Associated Press
Marvin Miller announced an end to a players’ strike in 1972 with (from left) Gary Peters of the Red Sox, Wes Parker of the Dodgers, Joe Torre of the Cardinals, and lawyer Dick Moss.
By Mark Feeney Globe Staff
Marvin Miller — who as first executive director of the Major League Baseball Players Association had a greater impact on the national pastime than anyone since Jackie Robinson broke the color barrier in 1947 — according to some, it was a greater impact than anyone since Babe Ruth saved the sport in the 1920s after the Black Sox scandal — died Tuesday in New York. He was 95.
Miller died at his home in Manhattan at 5:30 a.m., said his daughter, Susan. He had been diagnosed with liver cancer in August.
“Marvin Miller, I suspect, is the most effective union organizer since John L. Lewis,” writer Studs Terkel once said, referring to the longtime leader of the United Mine Workers.
When Mr.
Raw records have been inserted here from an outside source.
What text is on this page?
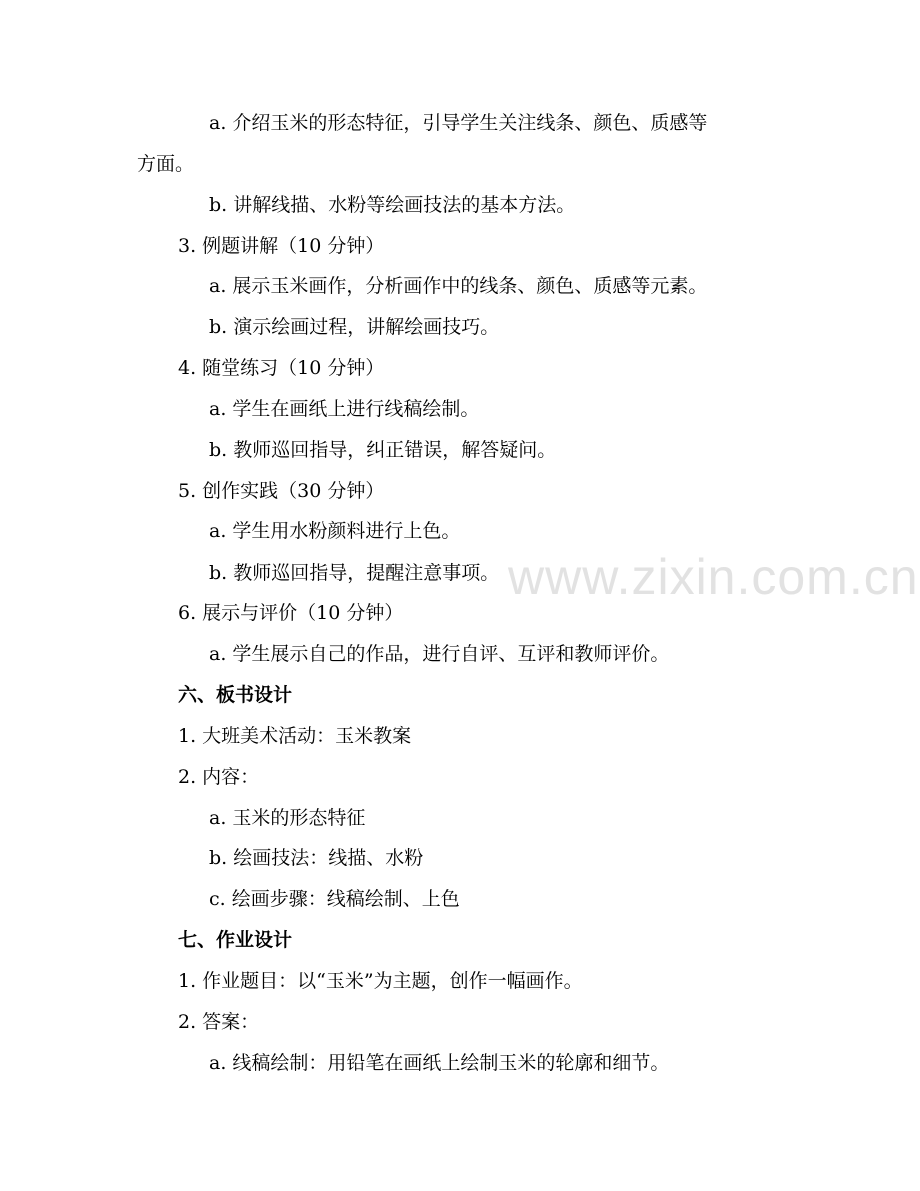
www.zixin.com.cn
a. 介绍玉米的形态特征，引导学生关注线条、颜色、质感等
方面。
b. 讲解线描、水粉等绘画技法的基本方法。
3. 例题讲解（10 分钟）
a. 展示玉米画作，分析画作中的线条、颜色、质感等元素。
b. 演示绘画过程，讲解绘画技巧。
4. 随堂练习（10 分钟）
a. 学生在画纸上进行线稿绘制。
b. 教师巡回指导，纠正错误，解答疑问。
5. 创作实践（30 分钟）
a. 学生用水粉颜料进行上色。
b. 教师巡回指导，提醒注意事项。
6. 展示与评价（10 分钟）
a. 学生展示自己的作品，进行自评、互评和教师评价。
六、板书设计
1. 大班美术活动：玉米教案
2. 内容：
a. 玉米的形态特征
b. 绘画技法：线描、水粉
c. 绘画步骤：线稿绘制、上色
七、作业设计
1. 作业题目：以“玉米”为主题，创作一幅画作。
2. 答案：
a. 线稿绘制：用铅笔在画纸上绘制玉米的轮廓和细节。
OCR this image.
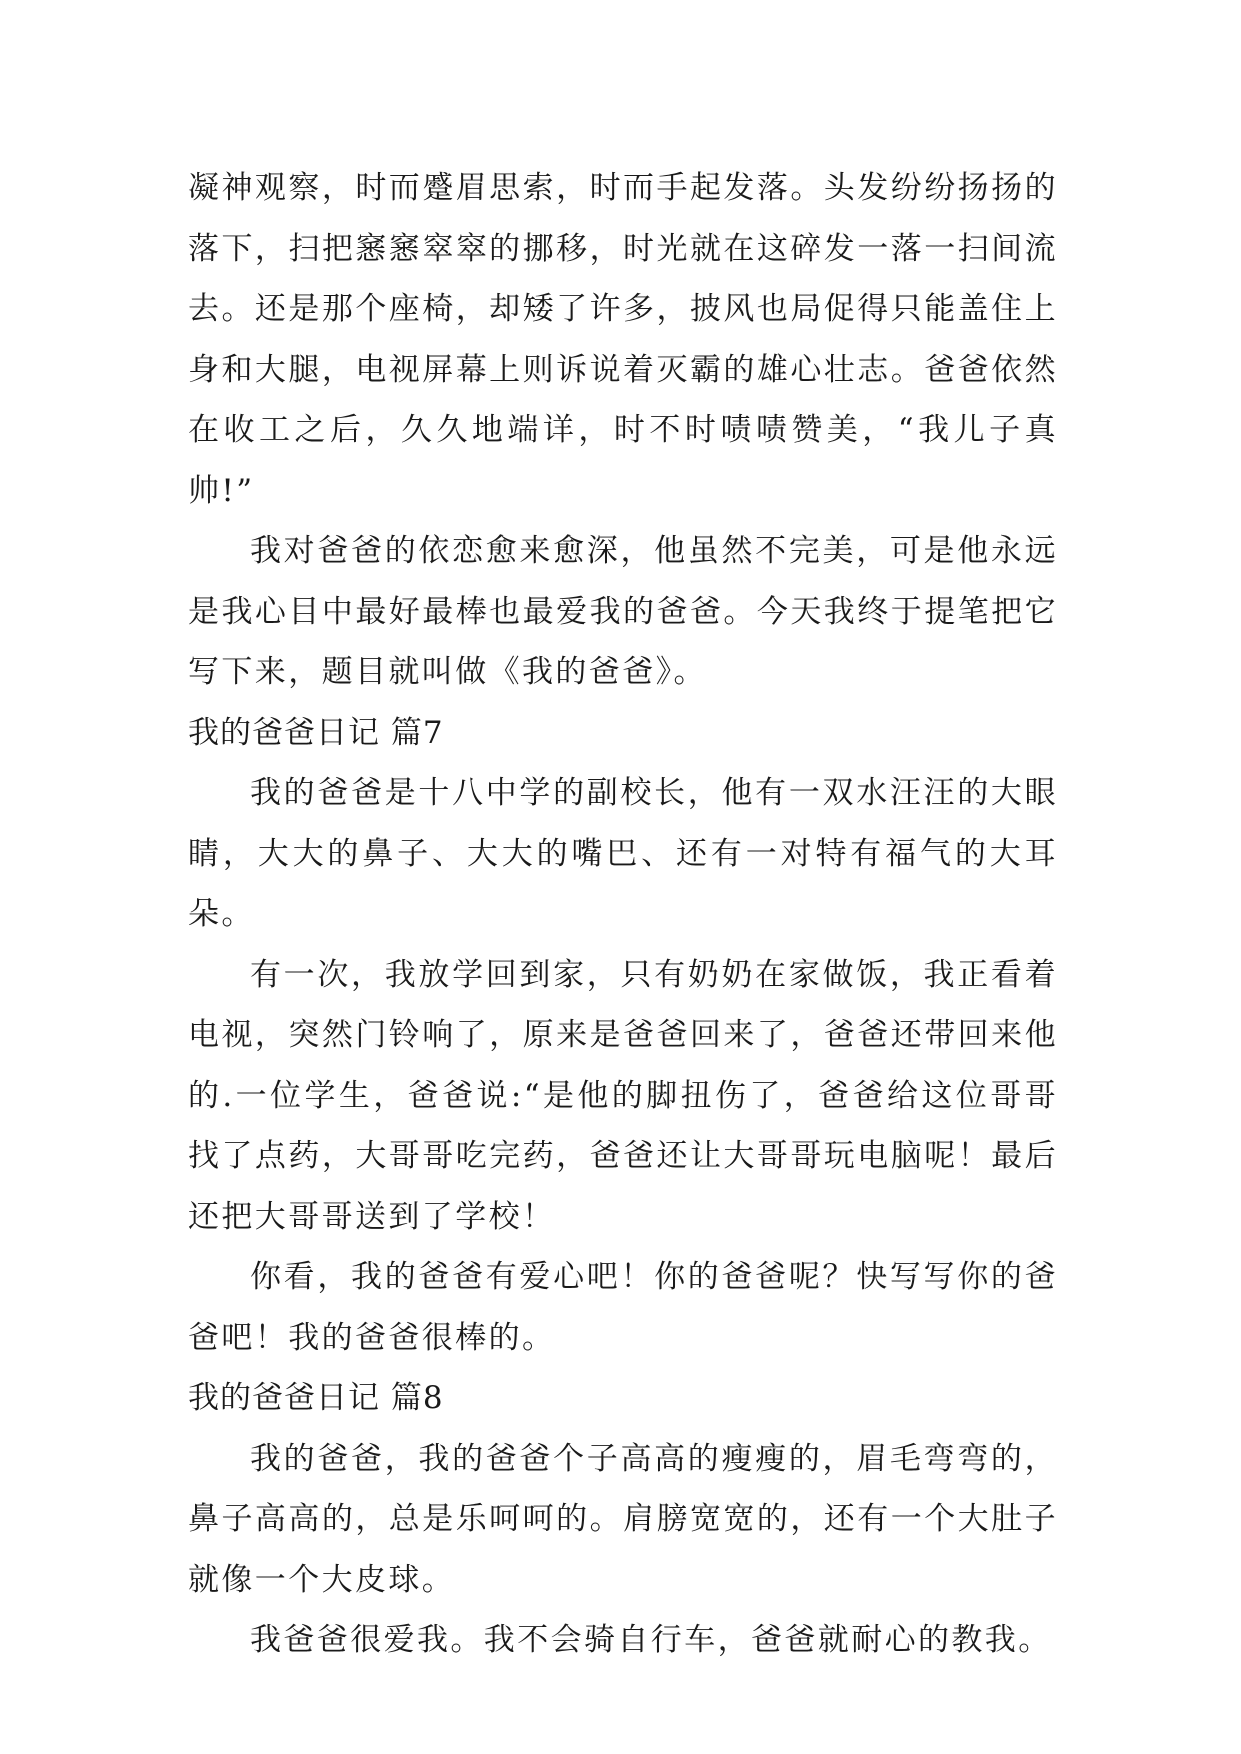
凝神观察，时而蹙眉思索，时而手起发落。头发纷纷扬扬的落下，扫把窸窸窣窣的挪移，时光就在这碎发一落一扫间流去。还是那个座椅，却矮了许多，披风也局促得只能盖住上身和大腿，电视屏幕上则诉说着灭霸的雄心壮志。爸爸依然在收工之后，久久地端详，时不时啧啧赞美，“我儿子真帅!”

我对爸爸的依恋愈来愈深，他虽然不完美，可是他永远是我心目中最好最棒也最爱我的爸爸。今天我终于提笔把它写下来，题目就叫做《我的爸爸》。

我的爸爸日记 篇7

我的爸爸是十八中学的副校长，他有一双水汪汪的大眼睛，大大的鼻子、大大的嘴巴、还有一对特有福气的大耳朵。

有一次，我放学回到家，只有奶奶在家做饭，我正看着电视，突然门铃响了，原来是爸爸回来了，爸爸还带回来他的.一位学生，爸爸说:“是他的脚扭伤了，爸爸给这位哥哥找了点药，大哥哥吃完药，爸爸还让大哥哥玩电脑呢！最后还把大哥哥送到了学校！

你看，我的爸爸有爱心吧！你的爸爸呢？快写写你的爸爸吧！我的爸爸很棒的。

我的爸爸日记 篇8

我的爸爸，我的爸爸个子高高的瘦瘦的，眉毛弯弯的，鼻子高高的，总是乐呵呵的。肩膀宽宽的，还有一个大肚子就像一个大皮球。

我爸爸很爱我。我不会骑自行车，爸爸就耐心的教我。
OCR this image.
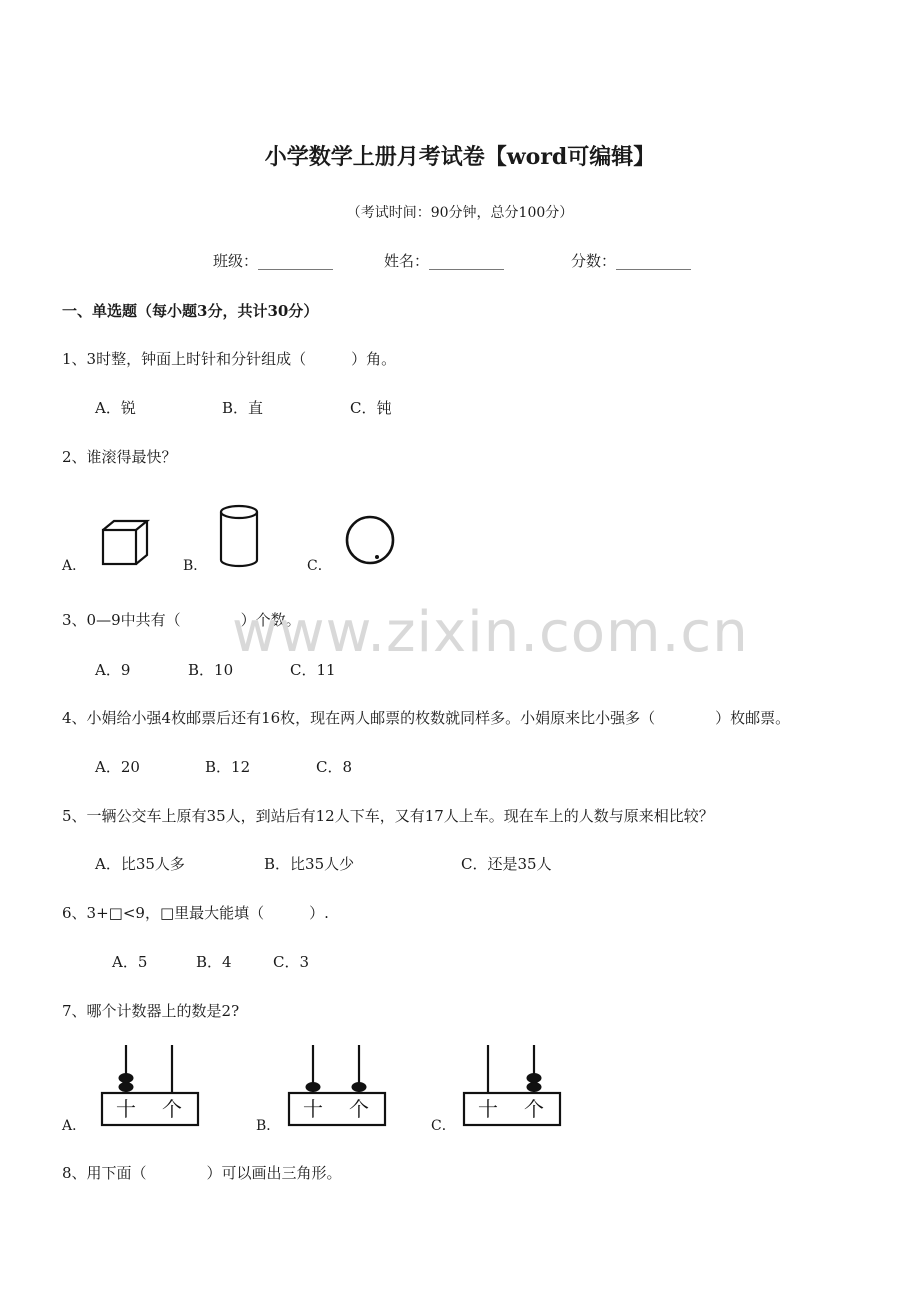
小学数学上册月考试卷【word可编辑】
（考试时间：90分钟，总分100分）
班级：__________	姓名：__________	分数：__________
一、单选题（每小题3分，共计30分）
1、3时整，钟面上时针和分针组成（　　　）角。
A．锐	B．直	C．钝
2、谁滚得最快？
A．	B．	C．
3、0—9中共有（　　　　）个数。
A．9	B．10	C．11
www.zixin.com.cn
4、小娟给小强4枚邮票后还有16枚，现在两人邮票的枚数就同样多。小娟原来比小强多（　　　　）枚邮票。
A．20	B．12	C．8
5、一辆公交车上原有35人，到站后有12人下车，又有17人上车。现在车上的人数与原来相比较？
A．比35人多	B．比35人少	C．还是35人
6、3+□<9，□里最大能填（　　　）.
A．5	B．4	C．3
7、哪个计数器上的数是2?
A．	B．	C．
十 个	十 个	十 个
8、用下面（　　　　）可以画出三角形。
Miller joined the players association in 1966, the average player salary was $19,000. By the time he retired, in 1982, it was $240,000. Players had gained the right to free agency and salary arbitration. And ownership’s ability to dominate the players was a thing of the past, a fact borne out by strikes in 1972 and 1981, the first in major league history, which were settled very much to the union’s advantage. (In 1972, Atlanta Braves general manager Paul Richards had fumed, “Tojo and Hirohito couldn’t stop baseball, but Marvin Miller could.”)
Those changes were all owing to the Major League Baseball Players Association. And as Mr. Miller’s successor Donald Fehr put it, “Marvin, for all intents and purposes, created the union.”